Mais d’autres phrases entendues ont produit chez moi un frisson glacé. Des discussions plus inquiétantes, des gens approuvant les dernières déclarations de Cazeneuve sur de nouveaux dispositifs sécuritaires, plus de flicage, une fermeture des frontières, soi-disant « nécessaire ». Ceux trouvant déjà que la mort des trois takfiristes dans les assauts du RAID et du GIGN est une bonne chose, afin de ne pas avoir à les « libérer un jours », façon de rappeler que les sorties de Marine Le Pen sur la peine de mort ne constituent pas un risque si lointain ! Des remarques belliqueuses aussi, des refus de voir que le « pacte républicain » fabrique aujourd’hui des exclus à la pelle. Des appels à une structuration plus grande des institutions religieuses musulmane, comme si un embrigadement plus marqué, fut-il celui d’un islam « républicain », était la solution.

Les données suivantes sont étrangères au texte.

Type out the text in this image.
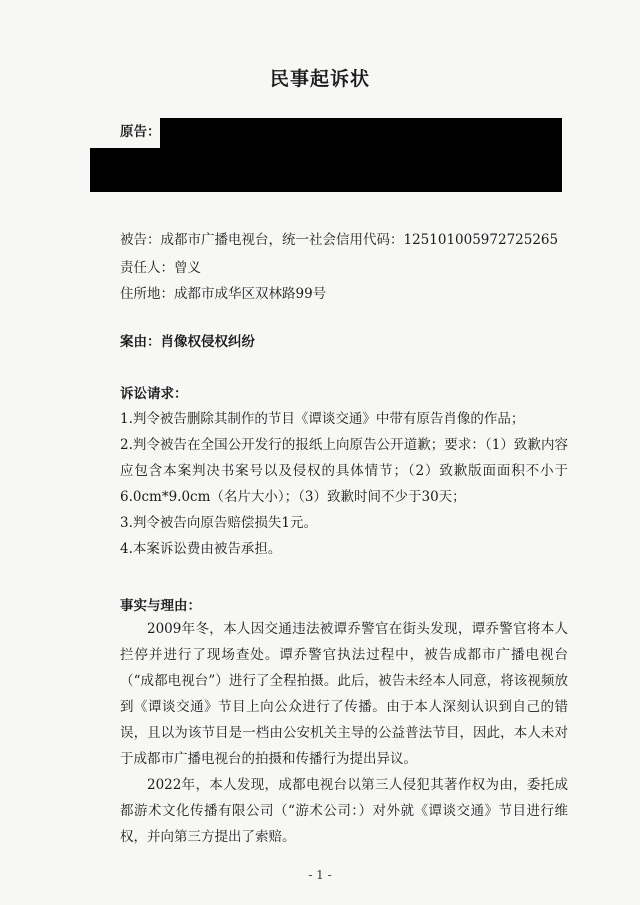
民事起诉状
原告：
被告：成都市广播电视台，统一社会信用代码：125101005972725265
责任人：曾义
住所地：成都市成华区双林路99号
案由：肖像权侵权纠纷
诉讼请求：
1.判令被告删除其制作的节目《谭谈交通》中带有原告肖像的作品；
2.判令被告在全国公开发行的报纸上向原告公开道歉；要求：（1）致歉内容应包含本案判决书案号以及侵权的具体情节；（2）致歉版面面积不小于6.0cm*9.0cm（名片大小）；（3）致歉时间不少于30天；
3.判令被告向原告赔偿损失1元。
4.本案诉讼费由被告承担。
事实与理由：
2009年冬，本人因交通违法被谭乔警官在街头发现，谭乔警官将本人拦停并进行了现场查处。谭乔警官执法过程中，被告成都市广播电视台（“成都电视台”）进行了全程拍摄。此后，被告未经本人同意，将该视频放到《谭谈交通》节目上向公众进行了传播。由于本人深刻认识到自己的错误，且以为该节目是一档由公安机关主导的公益普法节目，因此，本人未对于成都市广播电视台的拍摄和传播行为提出异议。
2022年，本人发现，成都电视台以第三人侵犯其著作权为由，委托成都游术文化传播有限公司（“游术公司：）对外就《谭谈交通》节目进行维权，并向第三方提出了索赔。
- 1 -
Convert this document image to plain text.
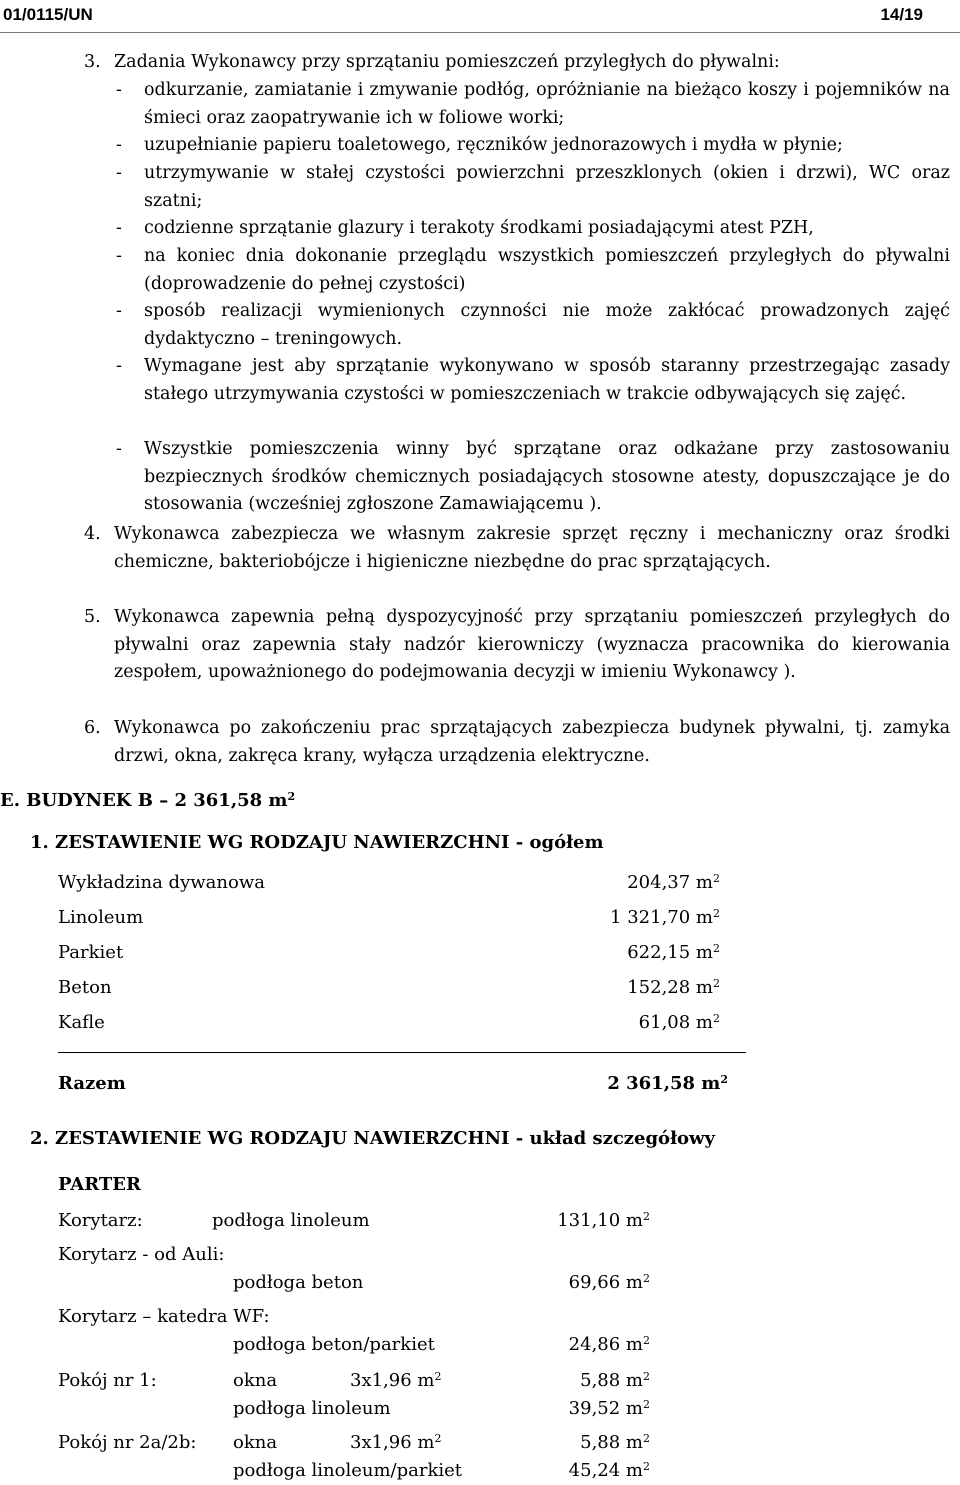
01/0115/UN	14/19
3. Zadania Wykonawcy przy sprzątaniu pomieszczeń przyległych do pływalni:
- odkurzanie, zamiatanie i zmywanie podłóg, opróżnianie na bieżąco koszy i pojemników na śmieci oraz zaopatrywanie ich w foliowe worki;
- uzupełnianie papieru toaletowego, ręczników jednorazowych i mydła w płynie;
- utrzymywanie w stałej czystości powierzchni przeszklonych (okien i drzwi), WC oraz szatni;
- codzienne sprzątanie glazury i terakoty środkami posiadającymi atest PZH,
- na koniec dnia dokonanie przeglądu wszystkich pomieszczeń przyległych do pływalni (doprowadzenie do pełnej czystości)
- sposób realizacji wymienionych czynności nie może zakłócać prowadzonych zajęć dydaktyczno – treningowych.
- Wymagane jest aby sprzątanie wykonywano w sposób staranny przestrzegając zasady stałego utrzymywania czystości w pomieszczeniach w trakcie odbywających się zajęć.
- Wszystkie pomieszczenia winny być sprzątane oraz odkażane przy zastosowaniu bezpiecznych środków chemicznych posiadających stosowne atesty, dopuszczające je do stosowania (wcześniej zgłoszone Zamawiającemu ).
4. Wykonawca zabezpiecza we własnym zakresie sprzęt ręczny i mechaniczny oraz środki chemiczne, bakteriobójcze i higieniczne niezbędne do prac sprzątających.
5. Wykonawca zapewnia pełną dyspozycyjność przy sprzątaniu pomieszczeń przyległych do pływalni oraz zapewnia stały nadzór kierowniczy (wyznacza pracownika do kierowania zespołem, upoważnionego do podejmowania decyzji w imieniu Wykonawcy ).
6. Wykonawca po zakończeniu prac sprzątających zabezpiecza budynek pływalni, tj. zamyka drzwi, okna, zakręca krany, wyłącza urządzenia elektryczne.
E. BUDYNEK B – 2 361,58 $m^2$
1. ZESTAWIENIE WG RODZAJU NAWIERZCHNI - ogółem
Wykładzina dywanowa	204,37 $m^2$
Linoleum	1 321,70 $m^2$
Parkiet	622,15 $m^2$
Beton	152,28 $m^2$
Kafle	61,08 $m^2$
Razem	2 361,58 $m^2$
2. ZESTAWIENIE WG RODZAJU NAWIERZCHNI - układ szczegółowy
PARTER
Korytarz:	podłoga linoleum	131,10 $m^2$
Korytarz - od Auli:
podłoga beton	69,66 $m^2$
Korytarz – katedra WF:
podłoga beton/parkiet	24,86 $m^2$
Pokój nr 1:	okna	3x1,96 $m^2$	5,88 $m^2$
podłoga linoleum	39,52 $m^2$
Pokój nr 2a/2b: okna	3x1,96 $m^2$	5,88 $m^2$
podłoga linoleum/parkiet	45,24 $m^2$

L’impression que cette unité est aussi une façon de ne pas voir plus loin, de ne pas se projeter. Je passe sur le fait que cette mobilisation met aussi en lumière la faiblesse des cortèges pour d’autres causes et luttes pourtant tout aussi louables…
Voilà très brièvement ce que j’ai pu voir et entendre, ressentir, aujourd’hui. Je crains qu’on ne puisse pas en tirer de conclusion pour l’avenir. Les grandes mobilisations ponctuelles tiennent plus du symbole, de l’émotion que de l’engagement, et il y a fort à parier qu’une partie importante des manifestants ne s’impliqueront pas dans les évolutions futures. On m’a dit aujourd’hui un nombre incalculable de fois : « il faut se mobiliser » ou « il faut s’engager », peu ont pourtant été capables de me dire ce que signifiait leur engagement au-delà de leur participation au cortège dominical.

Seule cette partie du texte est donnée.